Meses se passaram e a mulher, então madrasta da menina, se envolvem com um outro homem e coloca a menina para ser sua pequena escrava branca. Ela tinha que lavar a calçada, colocar o lixo, pendurar roupas no varal, lavar o carro que agora ficava parado na porta da casa enquanto a mulher ficava atualizando as fofocas com as vizinhas. Tinha recebido uma boa pensão e a juventude e relativa beleza a ajudavam. A cena era comum: ver a mulher ordenando os serviços a menina e de longe conferindo e colocando defeitos em tudo, até a hora que o marido chegava. O casal teve um filho, que era o rei da casa, enquanto a menina só tinha carinho do gato preto que fielmente a acompanhava. Agora ela ficava a maior parte do tempo sentada na porta de casa. Olhar melancólico, muito mais triste que aquele que tinha alguns anos.
Durante uma madrugada, todos os vizinhos foram acordados por uma grande movimentação, barulho de sirenes, gente chorando, enfim, foi impossível ficar dentro de casa naquela noite. Ao sair para ver o que estava acontecendo a notícia se espalhou rápido: um incêndio estava consumindo toda a velha casa em estilo gótico. Apesar de todos os esforços o corpo de bombeiros pouco pode fazer devido aos materiais altamente combustíveis do imóvel que rapidamente foram suficientes para destruir o imóvel.

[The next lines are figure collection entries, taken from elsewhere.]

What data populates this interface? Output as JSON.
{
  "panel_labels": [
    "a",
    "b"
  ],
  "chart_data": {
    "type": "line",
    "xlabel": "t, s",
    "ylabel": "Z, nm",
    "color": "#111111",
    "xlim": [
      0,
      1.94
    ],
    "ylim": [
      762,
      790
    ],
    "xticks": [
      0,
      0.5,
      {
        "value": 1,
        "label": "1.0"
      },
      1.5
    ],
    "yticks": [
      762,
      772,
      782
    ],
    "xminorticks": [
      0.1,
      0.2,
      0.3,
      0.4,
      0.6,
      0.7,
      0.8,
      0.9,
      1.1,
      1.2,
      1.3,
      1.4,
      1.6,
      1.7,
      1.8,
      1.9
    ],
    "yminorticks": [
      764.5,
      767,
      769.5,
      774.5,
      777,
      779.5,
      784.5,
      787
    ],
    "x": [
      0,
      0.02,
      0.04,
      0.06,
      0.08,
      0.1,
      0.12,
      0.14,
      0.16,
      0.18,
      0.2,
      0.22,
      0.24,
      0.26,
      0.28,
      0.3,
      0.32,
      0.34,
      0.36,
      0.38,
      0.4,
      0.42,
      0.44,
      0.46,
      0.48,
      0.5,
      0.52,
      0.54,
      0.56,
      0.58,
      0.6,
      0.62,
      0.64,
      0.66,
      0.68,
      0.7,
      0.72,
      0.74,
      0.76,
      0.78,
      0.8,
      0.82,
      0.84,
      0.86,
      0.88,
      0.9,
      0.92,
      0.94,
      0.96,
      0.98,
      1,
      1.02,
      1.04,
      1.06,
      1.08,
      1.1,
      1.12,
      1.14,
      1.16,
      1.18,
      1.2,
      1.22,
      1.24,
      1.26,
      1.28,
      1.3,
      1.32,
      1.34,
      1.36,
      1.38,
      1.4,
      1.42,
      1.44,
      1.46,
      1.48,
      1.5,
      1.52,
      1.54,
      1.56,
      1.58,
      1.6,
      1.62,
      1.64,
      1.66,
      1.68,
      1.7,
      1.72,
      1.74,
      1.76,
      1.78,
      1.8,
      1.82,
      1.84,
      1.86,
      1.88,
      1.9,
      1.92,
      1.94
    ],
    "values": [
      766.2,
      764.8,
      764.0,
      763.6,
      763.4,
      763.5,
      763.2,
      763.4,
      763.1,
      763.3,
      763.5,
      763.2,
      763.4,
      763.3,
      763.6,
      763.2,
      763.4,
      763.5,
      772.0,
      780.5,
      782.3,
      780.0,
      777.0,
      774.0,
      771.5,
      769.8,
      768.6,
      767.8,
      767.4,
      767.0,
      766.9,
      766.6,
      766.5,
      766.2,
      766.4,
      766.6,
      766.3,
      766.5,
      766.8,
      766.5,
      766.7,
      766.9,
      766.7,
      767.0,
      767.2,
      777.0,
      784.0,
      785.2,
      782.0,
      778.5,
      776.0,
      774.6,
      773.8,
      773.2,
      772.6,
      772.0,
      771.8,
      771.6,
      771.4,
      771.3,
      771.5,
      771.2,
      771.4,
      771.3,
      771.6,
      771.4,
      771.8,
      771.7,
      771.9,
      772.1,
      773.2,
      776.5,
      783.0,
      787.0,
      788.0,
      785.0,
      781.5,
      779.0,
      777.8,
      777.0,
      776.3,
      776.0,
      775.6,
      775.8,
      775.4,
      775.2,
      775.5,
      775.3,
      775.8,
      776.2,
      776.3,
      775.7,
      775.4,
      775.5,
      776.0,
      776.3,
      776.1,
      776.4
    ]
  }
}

Cena parecida com a que tinha visto anteriormente, porém com muito mais ambulância, policiais e agora bombeiros e a menina, agora uma adolescente, segurando seu gato preto e olhando com semblante calmo e tudo o que acontecia.
Em seguida os corpos do casal eram retirados de dentro da casa. Havia um rumor de que estavam jantando a luz de velas e que ao se distraírem as chamas tomaram conta de tudo. Por milagre o menino que devia ter dois anos tinha se salvado graças ao cômodo da casa e à ajuda da irmã, que o retirou antes de toda a tragédia. Agora, órfã de pai e mãe, seguiam a menina, seu irmão e o gato preto. Nuca mais vimos a menina e seu irmão, apenas o gato preto continuava rondando a casa, como é costume dos felinos. Fizeram um tapume para cercar o terreno. A construção, ou o que sobrou dela continua no mesmo lugar.

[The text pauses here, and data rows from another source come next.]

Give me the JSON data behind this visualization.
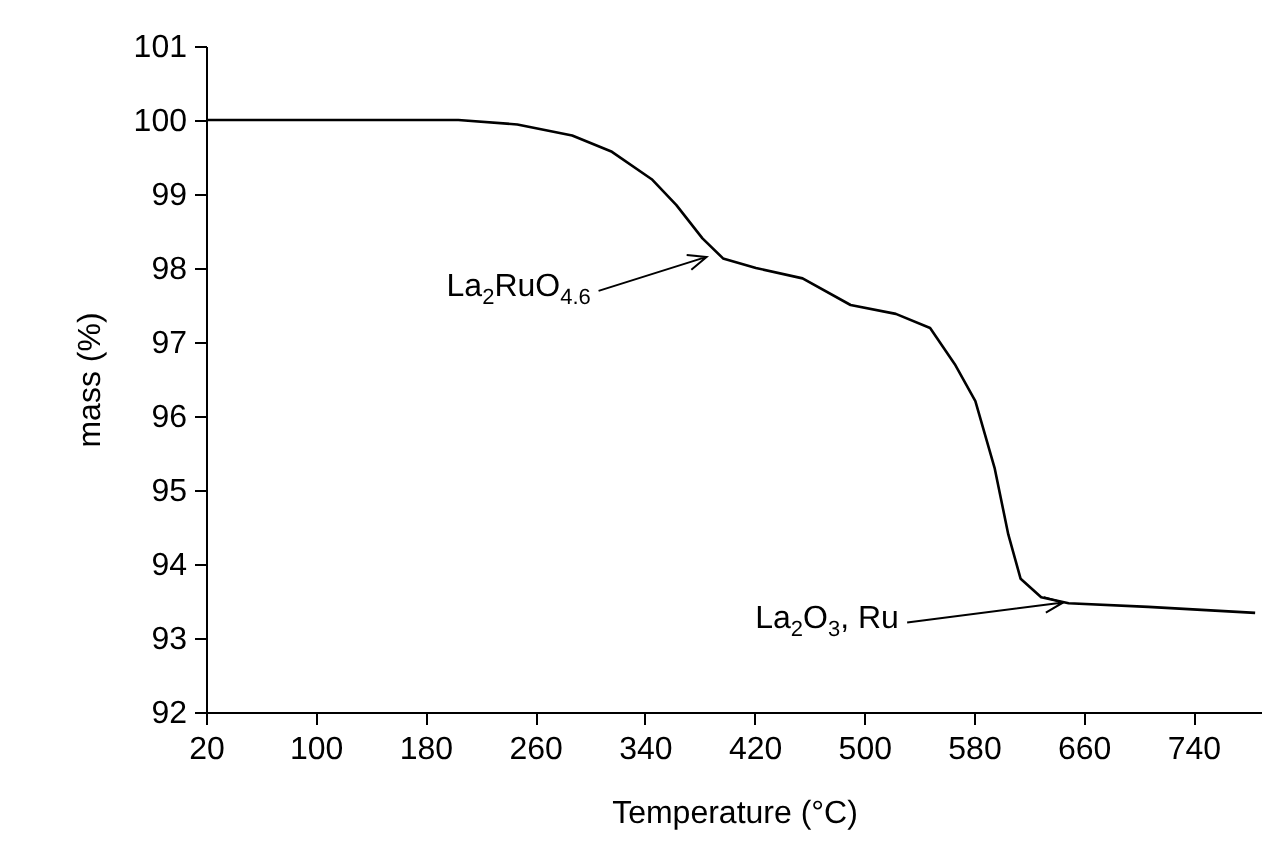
{
  "chart_data": {
    "type": "line",
    "xlabel": "Temperature (°C)",
    "ylabel": "mass (%)",
    "x": [
      20,
      100,
      204,
      247,
      287,
      316,
      345,
      363,
      382,
      397,
      421,
      455,
      490,
      523,
      548,
      566,
      581,
      595,
      605,
      614,
      629,
      649,
      707,
      785
    ],
    "series": [
      {
        "color": "#000000",
        "values": [
          100.0,
          100.0,
          100.0,
          99.94,
          99.79,
          99.57,
          99.2,
          98.85,
          98.4,
          98.13,
          98.0,
          97.86,
          97.5,
          97.38,
          97.19,
          96.7,
          96.2,
          95.3,
          94.4,
          93.8,
          93.55,
          93.47,
          93.42,
          93.34
        ]
      }
    ],
    "xlim": [
      20,
      790
    ],
    "xticks": [
      20,
      100,
      180,
      260,
      340,
      420,
      500,
      580,
      660,
      740
    ],
    "ylim": [
      92,
      101
    ],
    "yticks": [
      92,
      93,
      94,
      95,
      96,
      97,
      98,
      99,
      100,
      101
    ],
    "grid": false,
    "annotations": [
      {
        "text": "La$_{2}$RuO$_{4.6}$",
        "x": 385,
        "y": 98.15
      },
      {
        "text": "La$_{2}$O$_{3}$, Ru",
        "x": 645,
        "y": 93.48
      }
    ]
  }
}
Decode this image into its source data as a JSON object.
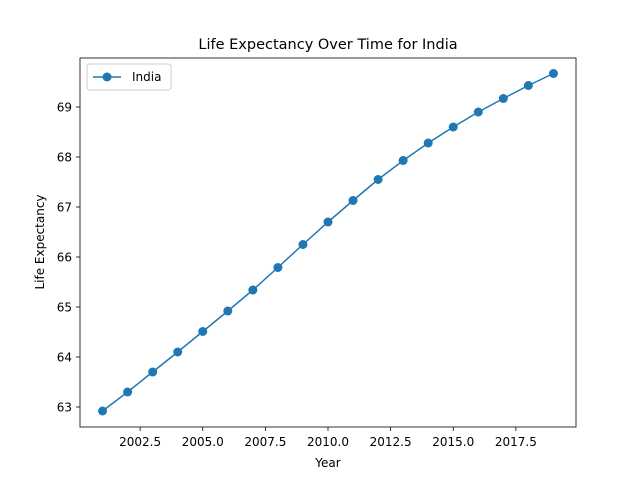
{
  "chart_data": {
    "type": "line",
    "title": "Life Expectancy Over Time for India",
    "xlabel": "Year",
    "ylabel": "Life Expectancy",
    "xlim": [
      2000.1,
      2019.9
    ],
    "ylim": [
      62.6,
      69.98
    ],
    "xticks": [
      2002.5,
      2005.0,
      2007.5,
      2010.0,
      2012.5,
      2015.0,
      2017.5
    ],
    "xtick_labels": [
      "2002.5",
      "2005.0",
      "2007.5",
      "2010.0",
      "2012.5",
      "2015.0",
      "2017.5"
    ],
    "yticks": [
      63,
      64,
      65,
      66,
      67,
      68,
      69
    ],
    "ytick_labels": [
      "63",
      "64",
      "65",
      "66",
      "67",
      "68",
      "69"
    ],
    "grid": false,
    "legend_position": "top-left",
    "series": [
      {
        "name": "India",
        "color": "#1f77b4",
        "marker": "circle",
        "x": [
          2001,
          2002,
          2003,
          2004,
          2005,
          2006,
          2007,
          2008,
          2009,
          2010,
          2011,
          2012,
          2013,
          2014,
          2015,
          2016,
          2017,
          2018,
          2019
        ],
        "y": [
          62.92,
          63.3,
          63.7,
          64.1,
          64.51,
          64.92,
          65.34,
          65.79,
          66.25,
          66.7,
          67.13,
          67.55,
          67.93,
          68.28,
          68.6,
          68.9,
          69.17,
          69.43,
          69.67
        ]
      }
    ]
  }
}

O escritor Allan Poe – famoso escritor, poeta, romancista, crítico literário e editor, nascido em Boston, em 1809, e falecido em Baltimore, com quarenta anos de idade, é autor de mais de oitenta obras, entre livros e contos – e possui um em especial : “O Gato Preto”, no qual liga o animal a uma série de acontecimentos sobrenaturais. Depois de acompanhar esta família por todos estes acontecimentos, impossível pensar duas vezes antes de cruzar com um gato preto pela rua. Prefiro crer que um gato preto é apenas um belo animal com todas as características que fazem desta espécie atraente e amada por muitas pessoas. Ou não.